The muslin supplied for the project was 120 inches wide; the bolts varied in length from 7 yards to about 10 yards. I took the fabric off the bolts and ripped each into 4 large sheets 30 inches wide. I dyed the gigantic strips two at a time. As the work progressed I got more and more random about my dye mixing; the last batch was simply "dump everything left that's open together and see what happens". I also did quite a bit of throwing more dye in during the soak process. We didn't want an even dye job, so I was splotching it up as much as possible.
The real trick was trying to get the sheets to dry given how soggy the climate was at the time. Putting them through the dryer tinged the dryer drum green so I quickly stopped doing that. I ended up with a fairly complex system of racks made from ladders, chairs, and anything else I could grab.

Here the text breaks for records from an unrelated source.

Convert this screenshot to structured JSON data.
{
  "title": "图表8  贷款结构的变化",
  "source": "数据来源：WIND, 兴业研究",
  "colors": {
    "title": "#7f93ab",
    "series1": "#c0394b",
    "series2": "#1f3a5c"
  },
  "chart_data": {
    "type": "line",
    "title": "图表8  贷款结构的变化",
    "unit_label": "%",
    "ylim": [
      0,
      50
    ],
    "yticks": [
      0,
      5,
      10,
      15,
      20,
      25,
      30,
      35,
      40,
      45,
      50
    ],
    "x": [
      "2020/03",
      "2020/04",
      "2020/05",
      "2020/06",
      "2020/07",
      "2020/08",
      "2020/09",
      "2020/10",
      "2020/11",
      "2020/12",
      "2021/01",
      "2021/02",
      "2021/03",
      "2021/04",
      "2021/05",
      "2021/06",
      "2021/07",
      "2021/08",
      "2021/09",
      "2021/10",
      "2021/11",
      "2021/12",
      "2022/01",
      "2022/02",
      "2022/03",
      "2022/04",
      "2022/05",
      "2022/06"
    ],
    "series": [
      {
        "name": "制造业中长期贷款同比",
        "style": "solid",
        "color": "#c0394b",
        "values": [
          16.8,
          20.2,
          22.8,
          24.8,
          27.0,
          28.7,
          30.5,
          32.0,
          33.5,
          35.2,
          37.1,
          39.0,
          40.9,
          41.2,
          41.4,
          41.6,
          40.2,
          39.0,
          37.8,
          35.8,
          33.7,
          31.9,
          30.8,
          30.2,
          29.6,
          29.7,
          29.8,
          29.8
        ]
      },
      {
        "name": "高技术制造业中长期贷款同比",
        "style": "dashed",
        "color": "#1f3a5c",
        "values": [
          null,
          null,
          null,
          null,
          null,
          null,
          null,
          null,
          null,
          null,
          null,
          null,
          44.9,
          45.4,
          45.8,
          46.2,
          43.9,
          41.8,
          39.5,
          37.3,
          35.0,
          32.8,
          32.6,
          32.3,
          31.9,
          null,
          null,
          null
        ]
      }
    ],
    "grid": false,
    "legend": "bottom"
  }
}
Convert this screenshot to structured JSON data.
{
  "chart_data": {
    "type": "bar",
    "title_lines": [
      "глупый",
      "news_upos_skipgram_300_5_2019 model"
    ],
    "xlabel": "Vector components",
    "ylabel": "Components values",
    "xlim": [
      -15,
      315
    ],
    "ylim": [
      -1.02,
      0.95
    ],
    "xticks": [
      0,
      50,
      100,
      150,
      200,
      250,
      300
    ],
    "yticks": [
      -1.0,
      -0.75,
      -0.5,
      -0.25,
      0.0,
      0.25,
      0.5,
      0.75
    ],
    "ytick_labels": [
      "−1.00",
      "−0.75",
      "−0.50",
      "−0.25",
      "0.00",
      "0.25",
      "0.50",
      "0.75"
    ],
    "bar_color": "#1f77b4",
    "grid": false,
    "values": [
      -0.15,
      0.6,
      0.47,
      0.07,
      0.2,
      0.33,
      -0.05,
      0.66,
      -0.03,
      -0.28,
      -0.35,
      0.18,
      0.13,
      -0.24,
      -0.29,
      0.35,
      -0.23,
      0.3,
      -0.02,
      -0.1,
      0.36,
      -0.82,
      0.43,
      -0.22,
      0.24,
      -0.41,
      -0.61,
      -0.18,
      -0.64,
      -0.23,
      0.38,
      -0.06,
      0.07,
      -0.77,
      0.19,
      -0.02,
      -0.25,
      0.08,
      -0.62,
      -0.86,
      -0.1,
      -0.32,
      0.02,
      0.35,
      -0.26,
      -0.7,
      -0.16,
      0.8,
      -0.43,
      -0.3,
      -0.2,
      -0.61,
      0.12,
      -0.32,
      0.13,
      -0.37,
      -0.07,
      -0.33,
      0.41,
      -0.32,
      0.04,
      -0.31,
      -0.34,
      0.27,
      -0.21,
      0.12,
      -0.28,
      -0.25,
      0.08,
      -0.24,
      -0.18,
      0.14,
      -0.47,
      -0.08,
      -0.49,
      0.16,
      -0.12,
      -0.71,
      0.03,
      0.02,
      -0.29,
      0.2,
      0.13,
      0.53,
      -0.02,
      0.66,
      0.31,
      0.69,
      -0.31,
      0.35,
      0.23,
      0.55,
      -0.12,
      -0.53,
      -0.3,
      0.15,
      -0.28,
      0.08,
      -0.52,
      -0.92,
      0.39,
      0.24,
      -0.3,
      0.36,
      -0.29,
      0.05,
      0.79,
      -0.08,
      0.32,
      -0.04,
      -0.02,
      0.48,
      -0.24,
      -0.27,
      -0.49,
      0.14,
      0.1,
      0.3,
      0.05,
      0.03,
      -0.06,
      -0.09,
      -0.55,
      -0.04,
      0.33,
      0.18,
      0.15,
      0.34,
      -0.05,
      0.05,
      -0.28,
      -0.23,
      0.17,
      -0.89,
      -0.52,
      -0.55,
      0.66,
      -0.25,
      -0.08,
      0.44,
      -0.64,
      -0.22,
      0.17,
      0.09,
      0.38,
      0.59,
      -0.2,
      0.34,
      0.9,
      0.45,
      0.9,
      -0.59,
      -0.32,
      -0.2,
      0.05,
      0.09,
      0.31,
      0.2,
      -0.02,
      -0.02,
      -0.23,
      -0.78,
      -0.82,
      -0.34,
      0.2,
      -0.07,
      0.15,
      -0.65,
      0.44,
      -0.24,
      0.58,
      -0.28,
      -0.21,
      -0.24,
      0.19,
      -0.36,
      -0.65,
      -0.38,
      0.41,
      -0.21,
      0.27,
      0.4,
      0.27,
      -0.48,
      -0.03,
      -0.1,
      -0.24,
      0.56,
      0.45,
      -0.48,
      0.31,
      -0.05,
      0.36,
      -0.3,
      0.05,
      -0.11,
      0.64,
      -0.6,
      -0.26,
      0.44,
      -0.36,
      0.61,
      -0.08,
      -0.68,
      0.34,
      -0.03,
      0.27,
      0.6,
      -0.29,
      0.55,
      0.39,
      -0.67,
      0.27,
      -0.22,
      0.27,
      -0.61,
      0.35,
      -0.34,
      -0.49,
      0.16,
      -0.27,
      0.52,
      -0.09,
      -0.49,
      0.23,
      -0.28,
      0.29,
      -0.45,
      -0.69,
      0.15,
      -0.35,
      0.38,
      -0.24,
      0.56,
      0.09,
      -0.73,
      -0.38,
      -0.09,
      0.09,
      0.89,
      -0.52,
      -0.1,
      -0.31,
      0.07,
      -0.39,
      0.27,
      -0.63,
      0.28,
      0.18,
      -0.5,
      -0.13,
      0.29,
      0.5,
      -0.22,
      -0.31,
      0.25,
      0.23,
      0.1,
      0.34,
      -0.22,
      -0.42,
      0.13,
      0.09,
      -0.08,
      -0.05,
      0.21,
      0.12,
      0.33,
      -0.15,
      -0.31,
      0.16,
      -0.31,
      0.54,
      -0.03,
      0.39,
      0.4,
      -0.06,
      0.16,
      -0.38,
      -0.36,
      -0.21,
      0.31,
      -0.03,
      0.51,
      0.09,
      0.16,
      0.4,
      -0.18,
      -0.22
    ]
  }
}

Then the sheets were ripped into 6 inch wide strips, varying from about 10 feet to 20 feet long. These were sewn on headers -- I didn't have a 40 foot header, so I used some donated upholstery fabric to make 4 headers that were 10 feet each.
I couldn't really spread out the project anywhere in the house, so it was a tangled mess in the entrance as I tried to somewhat methodically put various colors and lengths of strips together.
It turned out pretty well, though
especially considering how inexpensive it was.
Annabeth hadn't auditioned to be in the show since she knew she'd be busy with Scrooge, plus would probably help with the set.
However, some dancers dropped out (possibly because they belatedly realized that doing a show over Christmas break means that you have rehearsals during Christmas break including every day except Christmas Eve, Christmas, and New Year's Eve -- the company spells this out clearly, but people don't seem to "get" what that really feels like in real life). During Scrooge performances Annabeth got a message from the Wizard of Oz director asking if she could come be in the Jitterbug -- just the one dance, which isn't a huge commitment. So, yeah, that's a fun number, and a minimal commitment. Scrooge finished, we helped strike, and the next day Annabeth went to Wizard rehearsal ... and as long as she was there, could she please help out with another dance number ... and another....
And she ended up being Nikko, the flying monkey. Really, a dream role.
The show was great, but, wow, was it stressful.
The mission of this theater company is to give young people opportunity to develop skills in all aspects of theater, and I think this was a great example of what they're trying to accomplish.